I need help with this question on probability.?

Question

Choose independently two numbers a,b at random from the interval[0,1] with unifrom density. The point (a,b) is chosen at random in the unit square with uniform density. Find probability that
1. |a-b| < 0.5;
2. max(a,b) < 0.5;
3. min(a,b) < 0.5;
4. a < 0.5 and 1-b < 0.5;
5. conditions 1 and 4 both hold
6. a+b < 1/2

Any detailed explanations are greatly appreciated. Thank you!

Answer 1

1. |a-b|< 0.5 ---- P(b >=0.5 + a, a < 0.5) + P(a >= .5+b, b <0.5)
translated to P(b >0.5, a< 0.5) + P(a >0.5, b<0.5)
= 1/4 + 1/4 = 1/2
(detailed explanation - P(b >0.5) is 1/2, P(a<0.5) is 1/2 and P(a = 0.5) = P(b=0.5)= 0)

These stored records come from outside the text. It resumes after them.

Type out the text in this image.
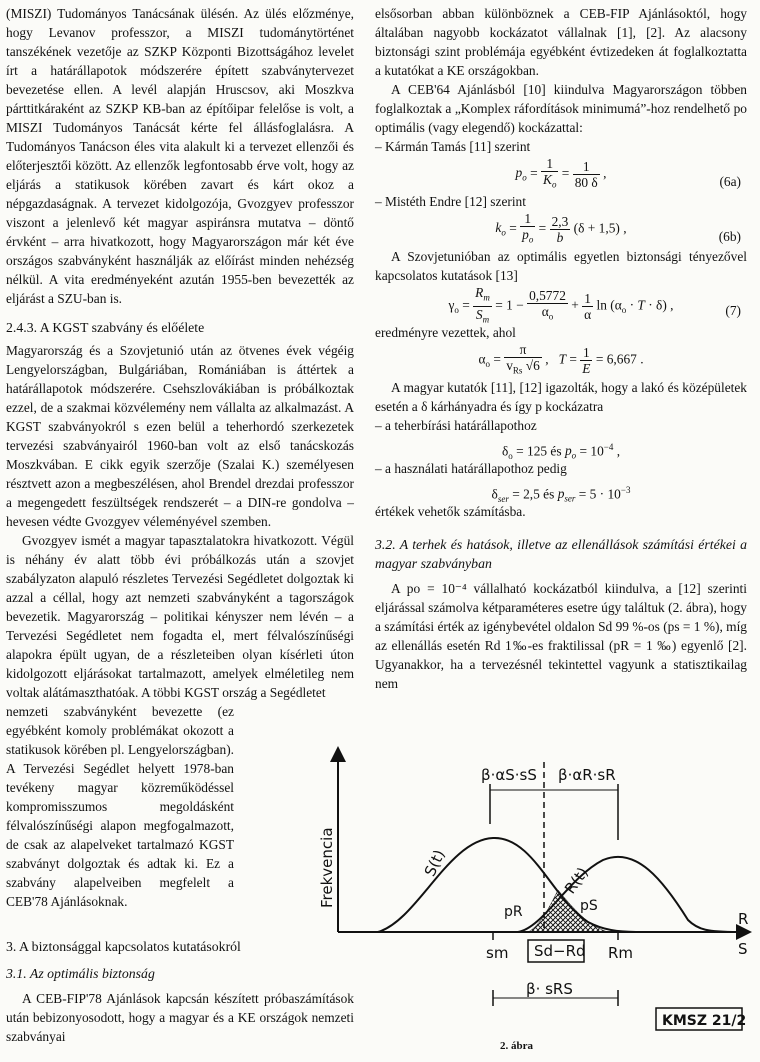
(MISZI) Tudományos Tanácsának ülésén. Az ülés előzménye, hogy Levanov professzor, a MISZI tudománytörténet tanszékének vezetője az SZKP Központi Bizottságához levelet írt a határállapotok módszerére épített szabványtervezet bevezetése ellen. A levél alapján Hruscsov, aki Moszkva párttitkáraként az SZKP KB-ban az építőipar felelőse is volt, a MISZI Tudományos Tanácsát kérte fel állásfoglalásra. A Tudományos Tanácson éles vita alakult ki a tervezet ellenzői és előterjesztői között. Az ellenzők legfontosabb érve volt, hogy az eljárás a statikusok körében zavart és kárt okoz a népgazdaságnak. A tervezet kidolgozója, Gvozgyev professzor viszont a jelenlevő két magyar aspiránsra mutatva – döntő érvként – arra hivatkozott, hogy Magyarországon már két éve országos szabványként használják az előírást minden nehézség nélkül. A vita eredményeként azután 1955-ben bevezették az eljárást a SZU-ban is.

2.4.3. A KGST szabvány és előélete

Magyarország és a Szovjetunió után az ötvenes évek végéig Lengyelországban, Bulgáriában, Romániában is áttértek a határállapotok módszerére. Csehszlovákiában is próbálkoztak ezzel, de a szakmai közvélemény nem vállalta az alkalmazást. A KGST szabványokról s ezen belül a teherhordó szerkezetek tervezési szabványairól 1960-ban volt az első tanácskozás Moszkvában. E cikk egyik szerzője (Szalai K.) személyesen résztvett azon a megbeszélésen, ahol Brendel drezdai professzor a megengedett feszültségek rendszerét – a DIN-re gondolva – hevesen védte Gvozgyev véleményével szemben.

Gvozgyev ismét a magyar tapasztalatokra hivatkozott. Végül is néhány év alatt több évi próbálkozás után a szovjet szabályzaton alapuló részletes Tervezési Segédletet dolgoztak ki azzal a céllal, hogy azt nemzeti szabványként a tagországok bevezetik. Magyarország – politikai kényszer nem lévén – a Tervezési Segédletet nem fogadta el, mert félvalószínűségi alapokra épült ugyan, de a részleteiben olyan kísérleti úton kidolgozott eljárásokat tartalmazott, amelyek elméletileg nem voltak alátámaszthatóak. A többi KGST ország a Segédletet

nemzeti szabványként bevezette (ez egyébként komoly problémákat okozott a statikusok körében pl. Lengyelországban). A Tervezési Segédlet helyett 1978-ban tevékeny magyar közreműködéssel kompromisszumos megoldásként félvalószínűségi alapon megfogalmazott, de csak az alapelveket tartalmazó KGST szabványt dolgoztak és adtak ki. Ez a szabvány alapelveiben megfelelt a CEB'78 Ajánlásoknak.

3. A biztonsággal kapcsolatos kutatásokról
3.1. Az optimális biztonság

A CEB-FIP'78 Ajánlások kapcsán készített próbaszámítások után bebizonyosodott, hogy a magyar és a KE országok nemzeti szabványai

elsősorban abban különböznek a CEB-FIP Ajánlásoktól, hogy általában nagyobb kockázatot vállalnak [1], [2]. Az alacsony biztonsági szint problémája egyébként évtizedeken át foglalkoztatta a kutatókat a KE országokban.

A CEB'64 Ajánlásból [10] kiindulva Magyarországon többen foglalkoztak a „Komplex ráfordítások minimumá”-hoz rendelhető po optimális (vagy elegendő) kockázattal:

– Kármán Tamás [11] szerint
$p_o = \frac{1}{K_o} = \frac{1}{80 \delta}$ ,
(6a)
– Mistéth Endre [12] szerint
$k_o = \frac{1}{p_o} = \frac{2,3}{b} (\delta + 1,5)$ ,
(6b)

A Szovjetunióban az optimális egyetlen biztonsági tényezővel kapcsolatos kutatások [13]

$\gamma_o = \frac{R_m}{S_m} = 1 - \frac{0,5772}{\alpha_o} + \frac{1}{\alpha}$ $\ln (\alpha_o \cdot T \cdot \delta)$ ,	(7)

eredményre vezettek, ahol

$\alpha_o = \frac{\pi}{v_{Rs} √6}$ ,   $T = \frac{1}{E} = 6,667$ .

A magyar kutatók [11], [12] igazolták, hogy a lakó és középületek esetén a δ kárhányadra és így p kockázatra

– a teherbírási határállapothoz
$\delta_o = 125$ és $p_o = 10^{-4}$ ,
– a használati határállapothoz pedig
$\delta_{ser} = 2,5$ és $p_{ser} = 5 \cdot 10^{-3}$

értékek vehetők számításba.

3.2. A terhek és hatások, illetve az ellenállások számítási értékei a magyar szabványban

A po = 10⁻⁴ vállalható kockázatból kiindulva, a [12] szerinti eljárással számolva kétparaméteres esetre úgy találtuk (2. ábra), hogy a számítási érték az igénybevétel oldalon Sd 99 %-os (ps = 1 %), míg az ellenállás esetén Rd 1‰-es fraktilissal (pR = 1 ‰) egyenlő [2]. Ugyanakkor, ha a tervezésnél tekintettel vagyunk a statisztikailag nem

Frekvencia
β·αS·sS β·αR·sR
S(t)
R(t)
pR	pS
R
S
sm	Rm
Sd−Rd
β· sRS
KMSZ 21/2
2. ábra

or this is better Y = |a-b| range of |a-b| goes from 0 to 1. P(Y <0.5 ) = 1/5

2. max(a,b) < 0.5 means P(a < 0.5) and P(b <0.5) = 1/2 x 1/2 = 1/4

3. min(a,b) < 0.5 means P(a < 0.5) or P(b <0.5) = 1/2 or 1/2 = 1/2.

4. a< 0.5 and 1-b< 0.5 means P(a<0.5) and P(b>0.5) = 1/2 x 1/2 = 1/4.

5. P(a< 0.5, b>0.5) = 1/2 x 1/2 = 1/4

6. a + b < 1/2 Let Y = a+ b. The range of a + b = 0 to 2.
P(Y < 1/2) = 1/4.

Answer 2

max of a: 1, min 0, max of b: 1, min 0, max of |a-b|: [0,1] too.
hence, i think number one, |a-b| should follow uniform density distribution also, which results in the probability of half.

2nd qn i don really understand, max(a,b) how many sets of (a,b) are u intending to extract, to attain a Max value? I think the qn should include the number of sets of (a,b) to be chosen first.. then can use binomial theorem to find the probability.

3rd qn too. Im not too sure anyway.

a<0.5 occurs half the time, so the probability is 0.5; 1-b<0.5=> b>0.5 which also occurs half the time. because the distribution is uniform. so combining both conditions should give a 1/4?

5 is v tricky, i dono too. the situation is: a<0.5; 0.5 a<0.5 is half; b
a+b <0.5 occurs 1/4 in probabily if the explanation follows the first qn.

Answer 3

Just graph your conditions on the xy plane. The area of the good part will be the probability you are looking for..